The ExpModGauss peak shape does not have any sort of baseline to it- it is just a peak shape formed by a convolution of a Gaussian peak with an exponential. That convolution gives it an asymmetric shape- the tails are longer on one side than the other. If you really want an exponential baseline (which I suspect you really do) then use ajleenheer's solution for that. And tell him thank you because these things can be tough to figure out and get right!

John Weeks
WaveMetrics, Inc.
support@wavemetrics.com
Ah, a much quicker response than I was expecting (asked before finals). You are both right about my confusion and thanks for explaining the difference.

ajleenheer, that was exactly what I was looking for so thanks for the links.

Now I am only fiddling with taking the integral of those fitted peaks with the baseline subtracted. However, there seems to be some confusion in calculating the sum between cursors in the baseline-subtracted file one gets from the multi-peak fitting. I frequently get the result that a larger spacing between cursors gets a smaller sum in my histogram data or the the sum of the total counts in a wave matches the sum of a smaller range within that wave.

I need to look further for a better tool rather than just 'Wave Stats' between cursors I think. The goal is the number of counts in a peak minus said baseline.

Sorry for the late confirmation of satisfaction with the responses.
When you use Multipeak Fit to fit a bunch of peaks over a baseline, the peaks represent only the peak, not the baseline. So the area of a peak as reported by MPF2 should be what you're looking for. You may need to apply some calibration factor to go from area to counts, but you don't need to worry that it includes baseline.

John Weeks
WaveMetrics, Inc.
support@wavemetrics.com
Instead of applying some calibration and getting the counts from the area, would I get the same result by taking the wave fitted minus the baseline over the x-range of the peak?
My attached jpg shows the sum of the peak itself and the sum of the wave minus the baseline between cursors roughly at the ends of the peak. The area of the peak is much greater in this case. (sorry that it is small and in the lower left corner)

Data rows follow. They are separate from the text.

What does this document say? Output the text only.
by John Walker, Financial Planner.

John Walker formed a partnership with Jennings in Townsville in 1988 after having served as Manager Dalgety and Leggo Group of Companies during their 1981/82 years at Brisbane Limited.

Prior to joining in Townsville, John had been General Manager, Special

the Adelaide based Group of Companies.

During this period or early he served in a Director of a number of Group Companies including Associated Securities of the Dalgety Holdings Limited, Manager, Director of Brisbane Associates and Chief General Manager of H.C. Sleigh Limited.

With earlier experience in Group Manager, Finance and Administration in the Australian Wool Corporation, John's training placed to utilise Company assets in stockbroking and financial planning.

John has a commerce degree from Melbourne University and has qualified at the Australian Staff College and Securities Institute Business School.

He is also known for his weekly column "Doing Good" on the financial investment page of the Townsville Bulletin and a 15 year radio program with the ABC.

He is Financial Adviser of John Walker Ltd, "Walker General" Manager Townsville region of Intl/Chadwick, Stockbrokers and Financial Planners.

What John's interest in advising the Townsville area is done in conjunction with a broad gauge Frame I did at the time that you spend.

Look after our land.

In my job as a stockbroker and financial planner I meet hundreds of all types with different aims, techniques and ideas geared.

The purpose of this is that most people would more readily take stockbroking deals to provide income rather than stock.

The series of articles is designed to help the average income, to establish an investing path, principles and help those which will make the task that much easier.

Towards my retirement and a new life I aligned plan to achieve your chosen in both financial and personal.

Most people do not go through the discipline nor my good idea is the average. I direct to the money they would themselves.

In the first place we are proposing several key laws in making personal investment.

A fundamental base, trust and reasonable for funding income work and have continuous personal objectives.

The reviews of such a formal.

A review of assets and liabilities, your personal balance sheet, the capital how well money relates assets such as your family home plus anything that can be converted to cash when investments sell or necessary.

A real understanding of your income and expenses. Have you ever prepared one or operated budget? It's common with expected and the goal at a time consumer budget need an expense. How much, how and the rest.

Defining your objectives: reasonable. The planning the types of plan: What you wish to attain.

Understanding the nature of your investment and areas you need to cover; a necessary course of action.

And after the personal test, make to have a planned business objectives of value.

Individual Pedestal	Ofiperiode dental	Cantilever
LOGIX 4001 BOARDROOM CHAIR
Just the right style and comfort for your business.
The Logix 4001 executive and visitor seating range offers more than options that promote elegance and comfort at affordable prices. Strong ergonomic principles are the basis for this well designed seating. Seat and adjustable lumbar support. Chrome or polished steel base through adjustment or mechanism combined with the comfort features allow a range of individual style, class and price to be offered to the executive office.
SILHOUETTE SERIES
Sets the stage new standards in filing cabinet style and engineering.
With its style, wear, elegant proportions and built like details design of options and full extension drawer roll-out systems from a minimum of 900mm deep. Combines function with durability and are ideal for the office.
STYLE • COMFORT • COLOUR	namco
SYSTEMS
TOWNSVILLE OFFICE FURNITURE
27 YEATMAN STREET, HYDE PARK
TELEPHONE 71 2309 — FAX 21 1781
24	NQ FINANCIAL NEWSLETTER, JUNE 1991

Thanks for all the explanations (and patience).
ExampleThatMightBeIrrelevant_Peak.jpg (486.9 KB)
I'm not exactly sure what you're doing with those curves. WaveStats doesn't give you area.

You say, "The area of the peak is much greater in this case." I suspect that you are neglecting the X scale. Consider a box of height 1 and width (in X) of .1. The area is, of course, 0.1, but if you were to simply add up a bunch of samples from the top of the box (the Y values, as it were) you would get an "area" much larger than the actual area.

There are also inaccuracies in what you are trying to do: the peaks have significant tails beyond the cursors you have set. The peaks have signicant overlap, so the minimum points between the peaks are elevated above the baseline because the peaks still have significant intensity there. And Peak 0 is truncated on the left where it fall outside the range of the graph.

The overlapping peaks is one of the advantages of fitting peaks+baseline: you get a better estimate of the baseline than you would by connecting the minimum points.

John Weeks
WaveMetrics, Inc.
support@wavemetrics.com
johnweeks wrote:
I suspect that you are neglecting the X scale.

Exactly -- simply summing the y values isn't the same thing as the peak area. Gotta account for the "dx" in the integral.

Another handy feature in the MultiPeakFit is after you do the fit, press "peak results" then "baseline-subtracted data" which makes a new wave of your data minus the baseline. If you plot that new data, it's easier to play around with cursors to estimate peak areas based on counts, WaveStats, delta x values, etc.